By modern yoga, I refer to schools of yoga that began to emerge in the nineteenth century and developed as a consequence of encounters between European and American metaphysicians and participants in physical culture (such as gymnastics and calisthenics), Indian yoga gurus, and modernity. Since the second half of the twentieth century, modern yoga has been popularized. Proponents market it as a system of body practices, particularly āsana aimed at physical health as well as stress reduction and thus the enhancement of life.
Such qualities and aims seem contrary to the world rejecting ascetic ideal associated with the Terāpanth. Bhikṣu (1726-1803), the founder and first ācārya, was a Śvetāmbara reformer who left his order in 1759. He established a new order, the Terāpanth, in 1760 and asserted that it returned to Mahāvīra’s dualist ontology, which has its logical end in an ascetic ideal that requires the reduction and eventual elimination of all physical and social action. He maintained that ahiṃsā is about the purification of the soul in its quest toward release from the body. Bhikṣu thus distinguished between two realms of value. The worldly realm consists of any action directed toward worldly benefits. The spiritual realm includes behavior oriented around ascetic purification. Bhikṣu argued that only spiritual behavior was appropriate for Jain monastics.
The contemporary Terāpanth is largely a product of innovations during the leadership of the ninth ācārya, Tulsī (1914-1997). Tulsī believed that Mahāvīra practiced a Jain form of yoga that was gradually lost, and he wanted one of his disciples, Muni Nathmal (1920-2010), to rediscover this system by means of research on Jain literature and personal experimentation. In 1975, Nathmal introduced prekṣā dhyana literally, ‘concentration of perception’, but most often translated by the tradition as ‘insight meditation and yoga. He presented prekṣā as universal and scientific.

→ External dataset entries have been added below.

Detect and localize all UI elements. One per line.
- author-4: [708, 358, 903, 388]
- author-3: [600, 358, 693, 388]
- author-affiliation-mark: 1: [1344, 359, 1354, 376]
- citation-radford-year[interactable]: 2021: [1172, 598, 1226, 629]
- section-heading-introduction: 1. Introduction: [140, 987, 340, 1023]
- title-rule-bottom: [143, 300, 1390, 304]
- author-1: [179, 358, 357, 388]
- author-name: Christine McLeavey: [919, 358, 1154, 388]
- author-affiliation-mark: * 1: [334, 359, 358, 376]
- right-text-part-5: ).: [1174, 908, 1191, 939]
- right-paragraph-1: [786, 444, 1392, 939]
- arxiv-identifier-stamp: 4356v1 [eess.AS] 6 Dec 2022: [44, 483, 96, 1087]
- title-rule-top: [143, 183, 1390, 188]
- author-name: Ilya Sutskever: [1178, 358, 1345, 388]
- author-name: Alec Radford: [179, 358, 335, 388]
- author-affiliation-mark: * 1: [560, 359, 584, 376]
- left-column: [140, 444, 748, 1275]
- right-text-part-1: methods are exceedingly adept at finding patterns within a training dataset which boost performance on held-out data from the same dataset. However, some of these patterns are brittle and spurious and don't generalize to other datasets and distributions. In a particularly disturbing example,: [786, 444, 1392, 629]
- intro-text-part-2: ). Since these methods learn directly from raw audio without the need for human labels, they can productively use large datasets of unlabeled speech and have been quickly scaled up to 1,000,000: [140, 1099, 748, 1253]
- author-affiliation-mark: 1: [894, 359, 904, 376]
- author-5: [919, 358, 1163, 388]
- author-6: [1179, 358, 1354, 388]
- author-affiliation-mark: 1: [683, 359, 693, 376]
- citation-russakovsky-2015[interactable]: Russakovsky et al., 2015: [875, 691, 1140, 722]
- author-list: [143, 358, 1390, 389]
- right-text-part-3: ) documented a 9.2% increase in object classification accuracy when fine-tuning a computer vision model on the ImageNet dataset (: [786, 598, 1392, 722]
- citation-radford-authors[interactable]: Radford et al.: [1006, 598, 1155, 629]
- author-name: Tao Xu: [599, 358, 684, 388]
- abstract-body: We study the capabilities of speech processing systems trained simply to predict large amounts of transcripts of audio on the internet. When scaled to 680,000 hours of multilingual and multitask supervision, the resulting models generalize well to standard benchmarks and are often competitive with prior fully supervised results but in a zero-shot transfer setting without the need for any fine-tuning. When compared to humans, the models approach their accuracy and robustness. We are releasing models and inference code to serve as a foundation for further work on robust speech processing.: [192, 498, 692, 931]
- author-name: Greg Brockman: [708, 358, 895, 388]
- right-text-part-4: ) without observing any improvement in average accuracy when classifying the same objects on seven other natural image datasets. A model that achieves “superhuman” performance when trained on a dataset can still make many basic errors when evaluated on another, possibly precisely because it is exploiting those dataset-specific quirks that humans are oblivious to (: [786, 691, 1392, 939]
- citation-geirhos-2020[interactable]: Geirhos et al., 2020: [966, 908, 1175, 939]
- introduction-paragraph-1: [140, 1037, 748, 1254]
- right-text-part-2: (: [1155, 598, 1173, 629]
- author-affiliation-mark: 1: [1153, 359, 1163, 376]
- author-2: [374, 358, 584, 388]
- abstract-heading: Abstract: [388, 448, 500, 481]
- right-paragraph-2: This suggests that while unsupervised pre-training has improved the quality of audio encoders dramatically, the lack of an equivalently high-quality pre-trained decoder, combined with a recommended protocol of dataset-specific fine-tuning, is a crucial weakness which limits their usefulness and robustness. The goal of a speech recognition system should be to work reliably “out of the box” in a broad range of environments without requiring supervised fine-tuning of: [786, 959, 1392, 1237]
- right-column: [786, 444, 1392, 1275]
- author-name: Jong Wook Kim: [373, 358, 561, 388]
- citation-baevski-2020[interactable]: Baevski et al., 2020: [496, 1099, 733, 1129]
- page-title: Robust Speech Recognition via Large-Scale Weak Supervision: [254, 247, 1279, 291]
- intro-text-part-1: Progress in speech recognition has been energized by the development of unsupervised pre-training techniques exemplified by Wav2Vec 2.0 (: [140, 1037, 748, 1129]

When he was selected by Ācārya Tulsī as his successor, his name was changed to Mahāprajña or ‘Great Wisdom’. Mahāprajña was consecrated as the tenth ācārya in 1994 and continued in that role until his recent death on 9 May 2010.
On the one hand, the introduction of prekṣā was not socioculturally innovative but was consistent with other social trends at the time: first, the popularization of Satya Narayan Goenka’s vipassanā (‘insight meditation’ prescribed as a ‘universal’ form of Buddhist meditation) within and beyond India; second, the turn by Indian yogis, often motivated by nationalism, to yoga as a tool for enhancing the male physique; and third, the global popularization of yoga as a practice for the enhancement of life, especially in India, the United States, and Europe.
On the other hand, prekṣā was a radical religious innovation because, in its popular dissemination, proponents embraced the worldly aims of health and well-being. Spiritual practice was not about the ascetic ideal but āsana and prāṇāyāma as fitness techniques. Furthermore, by appropriating the physiological and anatomical discourses of biomedicine, proponents of prekṣā medicalized a system that was classically a metaphysical practice aimed at purification, the manipulation of subtle energies, and mystical experience. In these ways, it is a case study of modern yoga.
The Terāpanth prescribed prekṣā for all lay people concerned with the enhancement of life. This led to an additional innovation on the part of the Terāpanth, since representatives were needed to teach prekṣā to people throughout India and the world. Thus, beginning in 1980, Tulsī introduced a new order of monastics, the samaṇas, who live a life of renunciation, but are not fully initiated monastics. Although in 1986, four male samaṇs were initiated, the large majority are samaṇīs or female samaṇs.